Beyond Homogeneous Attention: Memory-Efficient LLMs via Fourier-Approximated KV Cache
Xiaoran Liu, Siyang He, Qiqi Wang, Ruixiao Li, Yuerong Song, Zhigeng Liu, Linlin Li, Qun Liu, Zengfeng Huang, Qipeng Guo, Ziwei He, Xipeng Qiu
2025-06-16
Summary
This paper talks about FourierAttention, a new method that helps large language models (LLMs) use memory more efficiently without needing extra training. It does this by compressing parts of the model's key-value (KV) cache, which stores information from the context, using special math called Fourier bases to keep important long-range information intact while saving space.
What's the problem?
The problem is that when LLMs handle long texts or contexts, their memory use grows a lot because the KV cache that stores context information gets very large. Existing methods either treat all parts of this cache the same or remove parts based on attention scores, causing slower processing or less accurate results because they don’t smartly focus on which parts are really important.
What's the solution?
The solution was to look at how different parts of the transformer heads handle information differently: some focus on short-range or local context, while others capture long-range dependencies. FourierAttention compresses the less important local parts using orthogonal Fourier transforms into a fixed, smaller size, while keeping the essential long-range parts unchanged.
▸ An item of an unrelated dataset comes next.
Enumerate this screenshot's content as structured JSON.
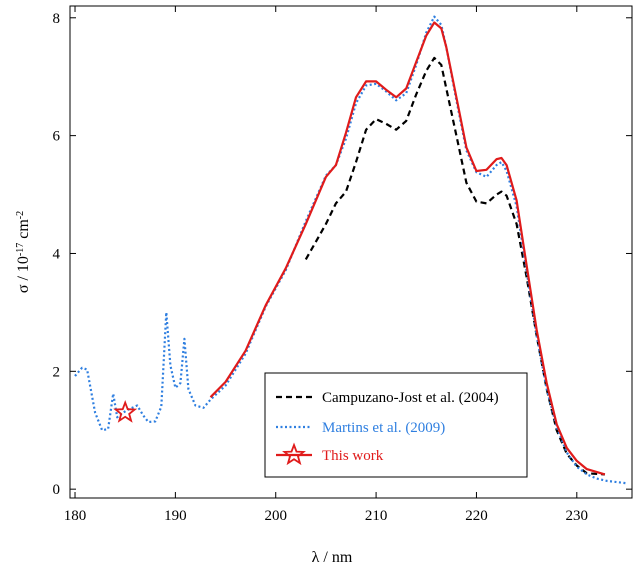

This compression keeps the model accurate but uses much less memory. They also created a custom software kernel to speed up this process efficiently without losing performance.
Why it matters?
This matters because it helps large AI models work faster and handle longer texts without needing tons of extra memory, making them more practical to use in real-world applications. It preserves the model’s accuracy and ability to understand long contexts while reducing resource costs, improving AI accessibility and performance.
Abstract
FourierAttention is a training-free framework that enhances memory efficiency in Large Language Models by compressing long-context-insensitive transformer head dimensions using orthogonal Fourier bases, while maintaining accuracy.